Iran-U.S. Air Service Not Imminent
January 21, 2016 (IN10399)
Rachel Y. Tang
Rachel Y. Tang, Analyst in Transportation and Industry (email@example.com, 7-7875)
Airline service between Iran and the United States last operated in 1979, when the U.S. government imposed an
embargo on flights following the Iran hostage crisis. Since then, travel and air cargo shipments between the two
countries have been routed through third countries, and their extent has been limited by U.S. sanctions. The July 2015
agreement in which Iran accepted strict limits on its nuclear program in exchange for a broad lifting of U.S., European
Union, and United Nations sanctions has raised the prospect that bilateral air service could resume. Certain sanctions
were lifted on January 16, 2016, after the International Atomic Energy Agency certified that Iran had complied with
requirements of the agreement. However, air travelers should not expect to catch direct flights between the United
States and Iran any time soon.
Generally speaking, airlines provide international services on the basis of bilateral or multilateral agreements among
governments. The U.S. Department of Transportation (DOT) Office of the Assistant Secretary for Aviation and
International Affairs, with assistance from the U.S. State Department, is responsible for negotiating air service
agreements and awarding U.S. airlines the right to offer services provided for in those agreements.
An air service agreement between the United States and Iran has been in place since 1973. Although the two countries
severed diplomatic ties in 1980, the air service agreement was never terminated pursuant to Article 14. U.S. officials
consider the agreement no longer binding, as it was signed under the Iranian monarchy and has not been endorsed by an
Iranian government since the monarchy was overthrown in 1979. Hence, a new air service agreement would need to be
negotiated before service could begin. According to DOT, no U.S. or foreign carrier has expressed an interest in
providing air service between the United States and Iran, making it unlikely that such a negotiation would be a priority.

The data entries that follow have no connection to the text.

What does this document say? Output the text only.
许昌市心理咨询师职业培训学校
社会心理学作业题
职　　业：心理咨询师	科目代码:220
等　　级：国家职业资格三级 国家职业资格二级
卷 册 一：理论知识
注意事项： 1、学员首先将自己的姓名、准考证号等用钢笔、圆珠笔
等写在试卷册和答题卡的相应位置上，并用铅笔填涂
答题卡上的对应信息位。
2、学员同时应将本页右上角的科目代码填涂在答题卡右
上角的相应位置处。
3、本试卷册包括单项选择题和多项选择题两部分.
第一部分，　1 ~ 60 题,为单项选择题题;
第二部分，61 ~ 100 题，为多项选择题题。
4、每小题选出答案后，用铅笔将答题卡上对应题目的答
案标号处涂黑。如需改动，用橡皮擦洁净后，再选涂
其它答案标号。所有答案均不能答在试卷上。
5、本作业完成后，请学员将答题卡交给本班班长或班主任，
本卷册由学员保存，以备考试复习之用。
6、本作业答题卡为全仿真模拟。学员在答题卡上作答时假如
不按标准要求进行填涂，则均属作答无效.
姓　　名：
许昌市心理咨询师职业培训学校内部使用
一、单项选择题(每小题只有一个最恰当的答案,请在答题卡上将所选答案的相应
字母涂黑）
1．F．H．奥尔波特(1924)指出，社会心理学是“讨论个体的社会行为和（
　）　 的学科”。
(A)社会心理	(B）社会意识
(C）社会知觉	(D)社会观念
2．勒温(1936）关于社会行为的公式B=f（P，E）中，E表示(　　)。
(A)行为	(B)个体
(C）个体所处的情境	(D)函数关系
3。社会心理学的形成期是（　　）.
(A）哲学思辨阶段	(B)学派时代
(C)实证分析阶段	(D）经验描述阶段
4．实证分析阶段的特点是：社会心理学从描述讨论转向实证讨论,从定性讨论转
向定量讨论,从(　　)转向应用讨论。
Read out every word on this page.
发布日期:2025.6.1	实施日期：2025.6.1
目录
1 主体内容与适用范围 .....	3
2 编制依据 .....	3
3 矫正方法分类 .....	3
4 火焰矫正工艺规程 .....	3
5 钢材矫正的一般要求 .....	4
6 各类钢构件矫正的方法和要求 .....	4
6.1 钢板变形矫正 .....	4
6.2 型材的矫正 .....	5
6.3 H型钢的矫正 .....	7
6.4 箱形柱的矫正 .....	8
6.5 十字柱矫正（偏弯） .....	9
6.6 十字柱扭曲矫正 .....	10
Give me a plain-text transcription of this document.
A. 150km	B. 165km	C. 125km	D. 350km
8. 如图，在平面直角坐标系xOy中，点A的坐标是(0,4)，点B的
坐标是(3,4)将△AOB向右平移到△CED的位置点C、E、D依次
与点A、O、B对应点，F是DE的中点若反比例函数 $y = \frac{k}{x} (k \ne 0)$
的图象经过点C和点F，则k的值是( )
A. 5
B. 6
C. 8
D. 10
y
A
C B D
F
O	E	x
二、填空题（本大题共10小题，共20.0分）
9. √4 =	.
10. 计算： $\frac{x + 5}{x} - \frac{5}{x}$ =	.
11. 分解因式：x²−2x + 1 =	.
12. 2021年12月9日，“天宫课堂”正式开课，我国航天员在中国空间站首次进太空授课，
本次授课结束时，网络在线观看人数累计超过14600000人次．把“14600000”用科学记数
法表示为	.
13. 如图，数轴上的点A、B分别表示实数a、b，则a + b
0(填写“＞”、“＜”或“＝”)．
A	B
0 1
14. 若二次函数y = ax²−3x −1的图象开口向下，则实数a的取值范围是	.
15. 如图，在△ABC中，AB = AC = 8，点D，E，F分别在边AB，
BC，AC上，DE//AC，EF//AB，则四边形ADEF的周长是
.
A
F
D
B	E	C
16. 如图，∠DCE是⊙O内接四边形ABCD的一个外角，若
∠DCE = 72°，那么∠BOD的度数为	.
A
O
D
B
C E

An air service agreement between the U.S. and Iranian governments is only one of several requirements that would have
to be met before U.S. air carriers could serve Iran or Iranian airlines could fly to the United States. Restoring
commercial air service would involve the U.S. Treasury, the Department of Commerce, and certain agencies of the
Department of Homeland Security such as Customs and Border Protection (CBP) and the Transportation Security
Before permitting an Iranian carrier to begin U.S.-bound services with its own aircraft and crews, the Federal
Aviation Administration (FAA) would have to assess Iran's aviation safety oversight system to determine
whether it meets international standards under the FAA International Aviation Safety Assessment (IASA)
DOT would need to grant economic authority to U.S. carriers wishing to provide service.
FAA would need to grant appropriate certification and safety authority to U.S. and foreign carriers wishing to
TSA and CBP would need to determine whether Iranian and/or other foreign airports meet security requirements
to be the last points of departure prior to flight arrival in the United States, and also to ensure U.S. and foreign
airlines wishing to provide service meet security requirements.
Issues related to U.S. sanctions against Iranian carriers might need to be resolved. Although Iran Air was released
from previous sanctions, another major Iranian airline, Mahan Air, remains under the terrorism-related sanctions
imposed by the United States.
Negotiation of a new air service agreement with Iran may be premature under current conditions, because Iranian
carriers may lack aircraft capable of providing service between the two countries. Previous sanctions that blocked Iran
from purchasing commercial aircraft from the United States and Europe and from obtaining spare parts were only
partially lifted in November 2013, when the United States agreed to the temporary licensing of "the supply and
installation in Iran of spare parts for safety of flight for Iranian civil aviation and associated services." In the July 2015
agreement, the United States agreed to license commercial aircraft sales to Iran.
No such sales have yet occurred, leaving Iran with one of the oldest airline fleets in the world: the average Iranian
passenger plane is 25 years old, according to industry data. And even if Iran is able to obtain modern aircraft, it may
take some time for Iranian air carriers to establish reliable maintenance operations that meet U.S. standards.
International isolation and economic sanctions by the West have denied Iran access to the technology and spare parts
necessary to update and maintain its fleet, and have limited all Iranian aircraft operators' ability to obtain modern
avionics equipment. The continued use of aging Russian aircraft has contributed to the poor safety record of the Iranian
civil aviation sector. There have been reportedly more than 200 accidents in Iran since 1990, claiming over 2,000 lives.
The challenges that Iranian airlines face extend beyond aircraft operation. The existing airport infrastructure, reportedly,
mostly depends on 1970s-era equipment. Iran's airports would need upgrades to air traffic control systems, navigational
aids, communications, gates, and facilities management systems to meet current international standards for safety and
At present, it appears that most travelers between the United States and Iran make connections in a Turkish, Persian
Gulf, or European airport. Two U.S. airlines recently announced that they would cease certain flights to the Persian
Gulf region, suggesting that they see limited near-term commercial opportunity in the region and may not attach great
importance to initiating passenger air service to Iran.